Last year, leading US healthcare provider Northwell Health teamed up with startup studio Aegis Ventures to form Ascertain, a partnership dedicated to launching and scaling AI healthtech companies. A little over a week ago, it brought its first such company to market: retinal imaging specialist, Optain.

Backed by a $12 million seed round, the company allows clinicians to take retinal images using a special Optain camera. The images are then run through the company’s AI algorithm, which rapidly creates a risk assessment report for numerous conditions – from diabetic retinopathy to macular degeneration to cardiovascular issues.

By offering such swift analysis, the technology can allow patients to catch and tackle issues in their earliest stages, closing – in the words of Optain CEO Jeff Dunkel – “critical health equity gaps, particularly in underserved communities where diagnostic and screening tools aren’t available.”

 

Cleerly

One of the biggest beneficiaries of investor interest in AI healthtech is Cleerly, a New York-based company which is tackling the global scourge of heart disease. It’s doing so through a platform that uses machine learning to help clinicians accurately assess CT angiography imaging, and so diagnose plaque build-up in arteries more rapidly. 

Its AI algorithms actually create 3D models of patients’ vasculature and draw on information from 10 million images gathered from over 40,000 patient records. A study by the Journal of the American College of Cardiology found that the Cleerly platform is “as good or better than invasive angiography”, which is high praise indeed. 

It’s perhaps unsurprising that backers have reached deep into their pockets to help Cleerly meet its goals, with the startup enjoying a hefty $223 million funding round last summer. 

 

Re:course AI

AI isn’t just disrupting how we diagnose conditions. It’s also being leveraged to help improve the training of healthcare workers, with one promising UK player in this subsector being Re:course AI. Earlier this year, the Manchester-based startup raised £3.5 million in seed funding, which it is ploughing into expanding its engineering team and furthering its global reach.

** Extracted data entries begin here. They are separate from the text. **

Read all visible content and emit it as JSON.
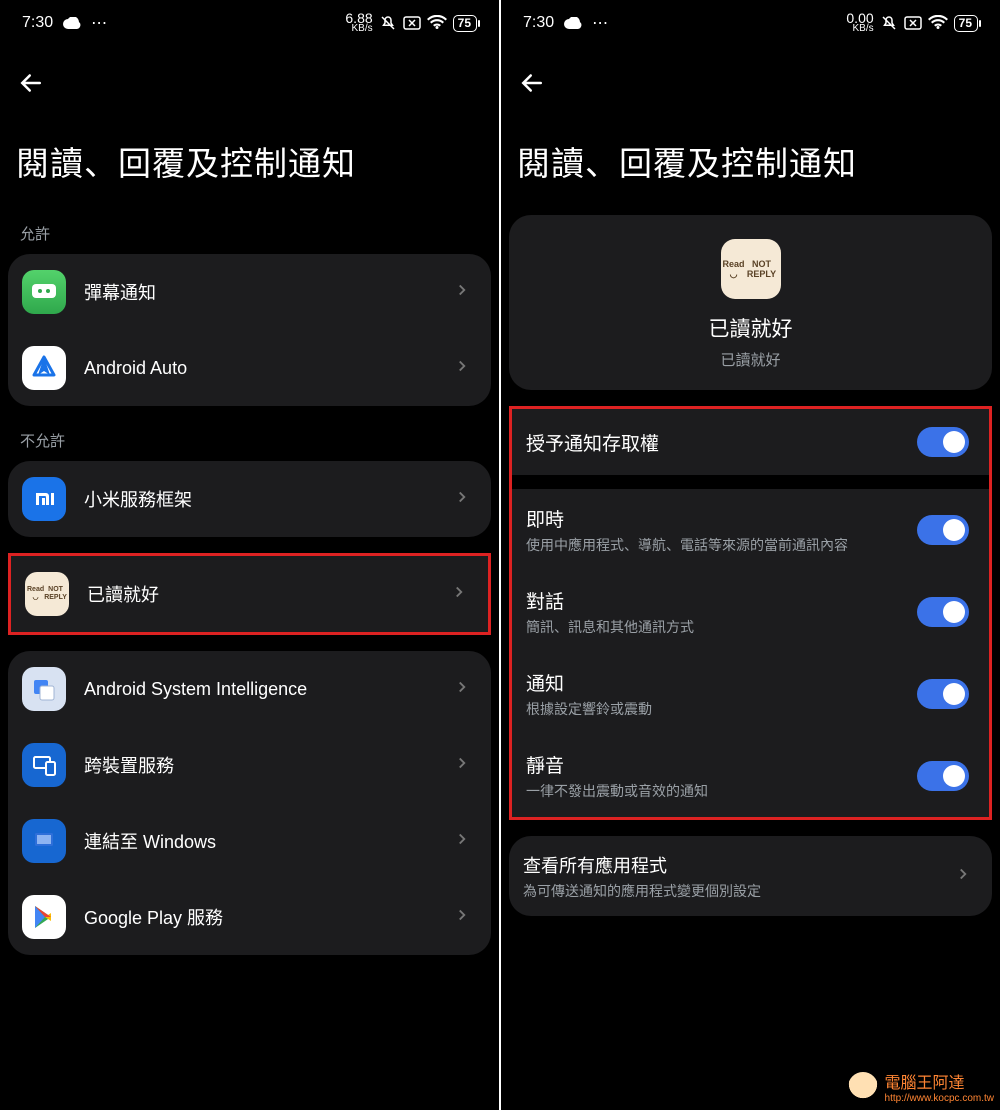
{
  "left": {
    "status": {
      "time": "7:30",
      "speed_n": "6.88",
      "speed_u": "KB/s",
      "batt": "75"
    },
    "title": "閱讀、回覆及控制通知",
    "section_allowed": "允許",
    "section_notallowed": "不允許",
    "allowed": [
      {
        "label": "彈幕通知"
      },
      {
        "label": "Android Auto"
      }
    ],
    "notallowed_top": [
      {
        "label": "小米服務框架"
      }
    ],
    "highlighted": {
      "label": "已讀就好",
      "icon_line1": "Read ◡",
      "icon_line2": "NOT REPLY"
    },
    "notallowed_rest": [
      {
        "label": "Android System Intelligence"
      },
      {
        "label": "跨裝置服務"
      },
      {
        "label": "連結至 Windows"
      },
      {
        "label": "Google Play 服務"
      }
    ]
  },
  "right": {
    "status": {
      "time": "7:30",
      "speed_n": "0.00",
      "speed_u": "KB/s",
      "batt": "75"
    },
    "title": "閱讀、回覆及控制通知",
    "app": {
      "name": "已讀就好",
      "sub": "已讀就好",
      "icon_line1": "Read ◡",
      "icon_line2": "NOT REPLY"
    },
    "grant": "授予通知存取權",
    "toggles": [
      {
        "label": "即時",
        "sub": "使用中應用程式、導航、電話等來源的當前通訊內容"
      },
      {
        "label": "對話",
        "sub": "簡訊、訊息和其他通訊方式"
      },
      {
        "label": "通知",
        "sub": "根據設定響鈴或震動"
      },
      {
        "label": "靜音",
        "sub": "一律不發出震動或音效的通知"
      }
    ],
    "see_all": {
      "label": "查看所有應用程式",
      "sub": "為可傳送通知的應用程式變更個別設定"
    }
  },
  "watermark": {
    "text": "電腦王阿達",
    "url": "http://www.kocpc.com.tw"
  }
}
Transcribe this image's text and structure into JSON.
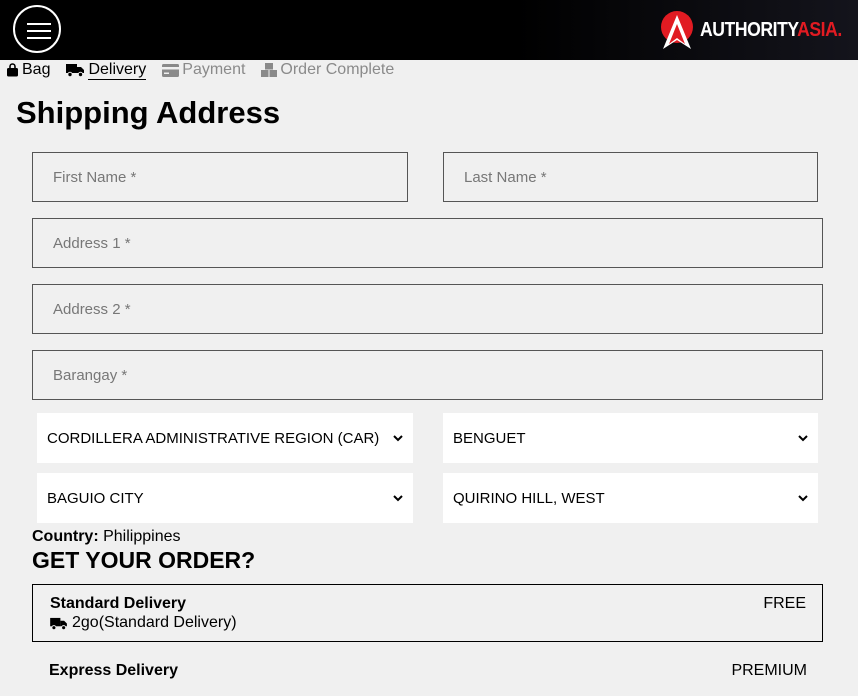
{
  "header": {
    "menu_icon": "hamburger-menu-icon",
    "logo_primary": "AUTHORITY",
    "logo_accent": "ASIA.",
    "brand_color": "#e11b22"
  },
  "steps": [
    {
      "label": "Bag",
      "icon": "shopping-bag-icon",
      "state": "done"
    },
    {
      "label": "Delivery",
      "icon": "truck-icon",
      "state": "active"
    },
    {
      "label": "Payment",
      "icon": "credit-card-icon",
      "state": "pending"
    },
    {
      "label": "Order Complete",
      "icon": "boxes-icon",
      "state": "pending"
    }
  ],
  "form": {
    "title": "Shipping Address",
    "first_name_placeholder": "First Name *",
    "last_name_placeholder": "Last Name *",
    "address1_placeholder": "Address 1 *",
    "address2_placeholder": "Address 2 *",
    "barangay_placeholder": "Barangay *",
    "region": "CORDILLERA ADMINISTRATIVE REGION (CAR)",
    "province": "BENGUET",
    "city": "BAGUIO CITY",
    "district": "QUIRINO HILL, WEST",
    "country_label": "Country:",
    "country_value": "Philippines"
  },
  "delivery": {
    "heading": "GET YOUR ORDER?",
    "options": [
      {
        "name": "Standard Delivery",
        "sub": "2go(Standard Delivery)",
        "price": "FREE"
      },
      {
        "name": "Express Delivery",
        "price": "PREMIUM"
      }
    ]
  }
}
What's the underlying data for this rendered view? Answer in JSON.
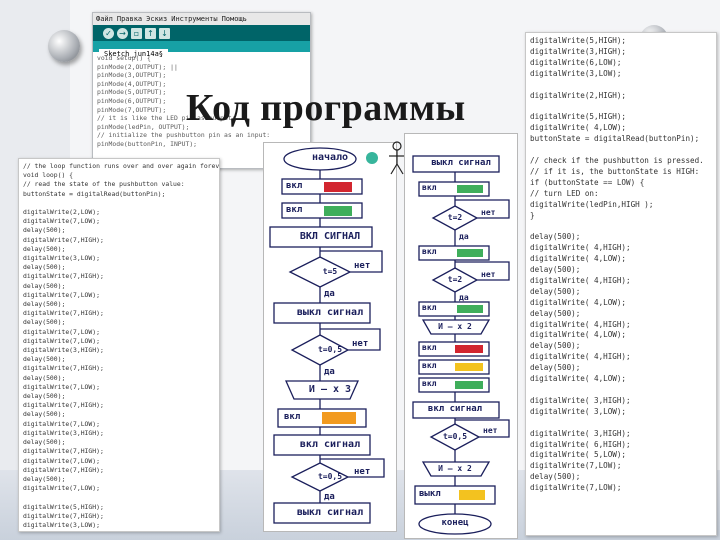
{
  "page": {
    "title": "Код программы"
  },
  "ide": {
    "menu": [
      "Файл",
      "Правка",
      "Эскиз",
      "Инструменты",
      "Помощь"
    ],
    "toolbar_icons": [
      "check-icon",
      "arrow-right-icon",
      "new-file-icon",
      "open-icon",
      "save-icon"
    ],
    "tab": "Sketch_jun14a§",
    "code": [
      "void setup() {",
      "pinMode(2,OUTPUT); ||",
      "pinMode(3,OUTPUT);",
      "pinMode(4,OUTPUT);",
      "pinMode(5,OUTPUT);",
      "pinMode(6,OUTPUT);",
      "pinMode(7,OUTPUT);",
      "// it is like the LED pin as output:",
      "pinMode(ledPin, OUTPUT);",
      "// initialize the pushbutton pin as an input:",
      "pinMode(buttonPin, INPUT);"
    ]
  },
  "left_code": {
    "lines": [
      "// the loop function runs over and over again forever",
      "void loop() {",
      "// read the state of the pushbutton value:",
      "buttonState = digitalRead(buttonPin);",
      "",
      "digitalWrite(2,LOW);",
      "digitalWrite(7,LOW);",
      "delay(500);",
      "digitalWrite(7,HIGH);",
      "delay(500);",
      "digitalWrite(3,LOW);",
      "delay(500);",
      "digitalWrite(7,HIGH);",
      "delay(500);",
      "digitalWrite(7,LOW);",
      "delay(500);",
      "digitalWrite(7,HIGH);",
      "delay(500);",
      "digitalWrite(7,LOW);",
      "digitalWrite(7,LOW);",
      "digitalWrite(3,HIGH);",
      "delay(500);",
      "digitalWrite(7,HIGH);",
      "delay(500);",
      "digitalWrite(7,LOW);",
      "delay(500);",
      "digitalWrite(7,HIGH);",
      "delay(500);",
      "digitalWrite(7,LOW);",
      "digitalWrite(3,HIGH);",
      "delay(500);",
      "digitalWrite(7,HIGH);",
      "digitalWrite(7,LOW);",
      "digitalWrite(7,HIGH);",
      "delay(500);",
      "digitalWrite(7,LOW);",
      "",
      "digitalWrite(5,HIGH);",
      "digitalWrite(7,HIGH);",
      "digitalWrite(3,LOW);",
      "digitalWrite(7,LOW);"
    ]
  },
  "right_code": {
    "lines": [
      "digitalWrite(5,HIGH);",
      "digitalWrite(3,HIGH);",
      "digitalWrite(6,LOW);",
      "digitalWrite(3,LOW);",
      "",
      "digitalWrite(2,HIGH);",
      "",
      "digitalWrite(5,HIGH);",
      "digitalWrite( 4,LOW);",
      "buttonState = digitalRead(buttonPin);",
      "",
      "// check if the pushbutton is pressed.",
      "// if it is, the buttonState is HIGH:",
      "if (buttonState == LOW) {",
      "// turn LED on:",
      "digitalWrite(ledPin,HIGH );",
      "}",
      "",
      "delay(500);",
      "digitalWrite( 4,HIGH);",
      "digitalWrite( 4,LOW);",
      "delay(500);",
      "digitalWrite( 4,HIGH);",
      "delay(500);",
      "digitalWrite( 4,LOW);",
      "delay(500);",
      "digitalWrite( 4,HIGH);",
      "digitalWrite( 4,LOW);",
      "delay(500);",
      "digitalWrite( 4,HIGH);",
      "delay(500);",
      "digitalWrite( 4,LOW);",
      "",
      "digitalWrite( 3,HIGH);",
      "digitalWrite( 3,LOW);",
      "",
      "digitalWrite( 3,HIGH);",
      "digitalWrite( 6,HIGH);",
      "digitalWrite( 5,LOW);",
      "digitalWrite(7,LOW);",
      "delay(500);",
      "digitalWrite(7,LOW);"
    ]
  },
  "flow_a": {
    "start": "начало",
    "on1": "вкл",
    "on2": "вкл",
    "signal_on_1": "ВКЛ СИГНАЛ",
    "cond_1": "t=5",
    "no_1": "нет",
    "yes_1": "да",
    "signal_off_1": "выкл сигнал",
    "cond_2": "t=0,5",
    "no_2": "нет",
    "yes_2": "да",
    "loop_1": "И – х 3",
    "on3": "вкл",
    "signal_on_2": "вкл сигнал",
    "cond_3": "t=0,5",
    "no_3": "нет",
    "yes_3": "да",
    "signal_off_2": "выкл сигнал"
  },
  "flow_b": {
    "signal_off_1": "выкл сигнал",
    "on_1": "вкл",
    "no_1": "нет",
    "cond_1": "t=2",
    "yes_1": "да",
    "on_2": "вкл",
    "no_2": "нет",
    "cond_2": "t=2",
    "yes_2": "да",
    "off_1": "вкл",
    "loop_1": "И – х 2",
    "on_3": "вкл",
    "on_4": "вкл",
    "on_5": "вкл",
    "signal_on": "вкл сигнал",
    "cond_3": "t=0,5",
    "no_3": "нет",
    "loop_2": "И – х 2",
    "off_2": "выкл",
    "end": "конец"
  },
  "colors": {
    "toolbar": "#006468",
    "tabs": "#17a1a5",
    "red": "#d2262f",
    "green": "#3fae5b",
    "yellow": "#f3c21f",
    "orange": "#f29a1f",
    "ink": "#1b1f5c"
  }
}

Described by co-founder Dr Maksim Belousov as a “flight simulator for healthcare”, the startup provides virtual, AI-based training by way of photorealistic digital avatars which represent patients from numerous demographics. Trainee clinicians can interact with the avatars to develop their diagnostic skills and their bedside/webside manner. 

The voice-based conversational technology can be used to simulate countless patient-clinician scenarios, making it easier and cheaper to put trainees through their paces and provide instant feedback on how they do. In the words of co-founder Dr Scott Martin, such AI “will augment, not replace, the healthcare workforce of the future.”